Fairchild Briefing on Integrated Circuits (1967)
The Computer History Museum
This half hour color promotional/educational film on the integrated circuit was produced and sponsored by Fairchild Semiconductor Corporation and first shown on television on October 11, 1967. In the film, Dr. Harry Sello and Dr. Jim Angell describe the integrated circuit (IC), discuss its design and development process, and offer examples of late 1960s uses of IC technology.
Fairchild Semiconductor Corporation was one of the most influential early high-tech companies.

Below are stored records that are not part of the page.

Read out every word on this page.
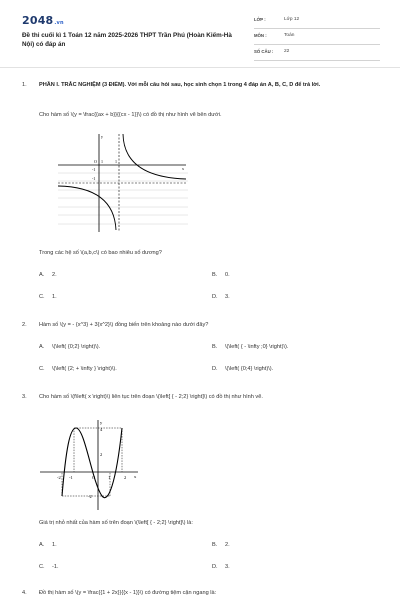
2048.vn
Đề thi cuối kì 1 Toán 12 năm 2025-2026 THPT Trần Phú (Hoàn Kiếm-Hà Nội) có đáp án
LỚP :	Lớp 12
MÔN :	Toán
SỐ CÂU : 22
1.	PHẦN I. TRẮC NGHIỆM (3 ĐIỂM). Với mỗi câu hỏi sau, học sinh chọn 1 trong 4 đáp án A, B, C, D để trả lời.
Cho hàm số \(y = \frac{{ax + b}}{{cx - 1}}\) có đồ thị như hình vẽ bên dưới.
O	1
1
-1
-1
y
x
Trong các hệ số \(a,b,c\) có bao nhiêu số dương?
A. 2.	B. 0.
C. 1.	D. 3.
2.	Hàm số \(y = - {x^3} + 3{x^2}\) đồng biến trên khoảng nào dưới đây?
A. \(\left( {0;2} \right)\).	B. \(\left( { - \infty ;0} \right)\).
C. \(\left( {2; + \infty } \right)\).	D. \(\left( {0;4} \right)\).
3.	Cho hàm số \(f\left( x \right)\) liên tục trên đoạn \(\left[ { - 2;2} \right]\) có đồ thị như hình vẽ.
y
x
4
2
-2
-2 -1	O	1	2
Giá trị nhỏ nhất của hàm số trên đoạn \(\left[ { - 2;2} \right]\) là:
A. 1.	B. 2.
C. -1.	D. 3.
4.	Đồ thị hàm số \(y = \frac{{1 + 2x}}{{x - 1}}\) có đường tiệm cận ngang là:
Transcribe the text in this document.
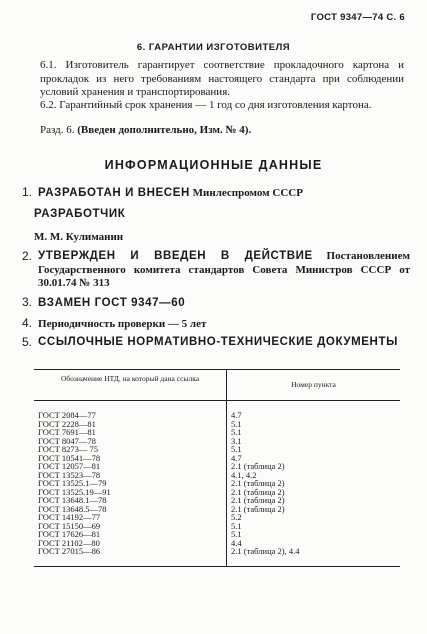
ГОСТ 9347—74 С. 6
6. ГАРАНТИИ ИЗГОТОВИТЕЛЯ
6.1. Изготовитель гарантирует соответствие прокладочного картона и прокладок из него требованиям настоящего стандарта при соблюдении условий хранения и транспортирования.
6.2. Гарантийный срок хранения — 1 год со дня изготовления картона.
Разд. 6. (Введен дополнительно, Изм. № 4).
ИНФОРМАЦИОННЫЕ ДАННЫЕ
1. РАЗРАБОТАН И ВНЕСЕН Минлеспромом СССР
РАЗРАБОТЧИК
М. М. Кулиманин
2. УТВЕРЖДЕН И ВВЕДЕН В ДЕЙСТВИЕ Постановлением Государственного комитета стандартов Совета Министров СССР от 30.01.74 № 313
3. ВЗАМЕН ГОСТ 9347—60
4. Периодичность проверки — 5 лет
5. ССЫЛОЧНЫЕ НОРМАТИВНО-ТЕХНИЧЕСКИЕ ДОКУМЕНТЫ
Обозначение НТД, на который дана ссылка
Номер пункта
ГОСТ 2084—77
ГОСТ 2228—81
ГОСТ 7691—81
ГОСТ 8047—78
ГОСТ 8273— 75
ГОСТ 10541—78
ГОСТ 12057—81
ГОСТ 13523—78
ГОСТ 13525.1—79
ГОСТ 13525.19—91
ГОСТ 13648.1—78
ГОСТ 13648.5—78
ГОСТ 14192—77
ГОСТ 15150—69
ГОСТ 17626—81
ГОСТ 21102—80
ГОСТ 27015—86
4.7
5.1
5.1
3.1
5.1
4.7
2.1 (таблица 2)
4.1, 4.2
2.1 (таблица 2)
2.1 (таблица 2)
2.1 (таблица 2)
2.1 (таблица 2)
5.2
5.1
5.1
4.4
2.1 (таблица 2), 4.4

Founded in Palo Alto California in 1957 by eight scientists and engineers from Shockley Semiconductor Laboratory, Fairchild Semiconductor Corporation was funded by Fairchild Camera and Instrument Corporation of Syossett, New York. Rapidly establishing itself as a technology innovator based on its invention of the planar manufacturing process in 1959, the company developed the first monolithic integrated circuit, the first CMOS device, and numerous other technical and business innovations. French oil field services company Schlumberger Limited purchased Fairchild in 1979 and sold a much weakened business to National Semiconductor in 1987. In 1997 National divested a group, formed as the present Fairchild Semiconductor, in a leveraged buy-out. The company re-emerged as a public entity based in South Portland, Maine in 1999 under the corporate name Fairchild Semiconductor International, Inc.
Fairchild Semiconductor presented its new products and technologies with an entrepreneurial style, and its early manufacturing and marketing techniques helped give Californias Santa Clara County a new name: Silicon Valley. It was one of the early forerunners of what would become a worldwide high-tech industry, as evidenced in this short promotional film.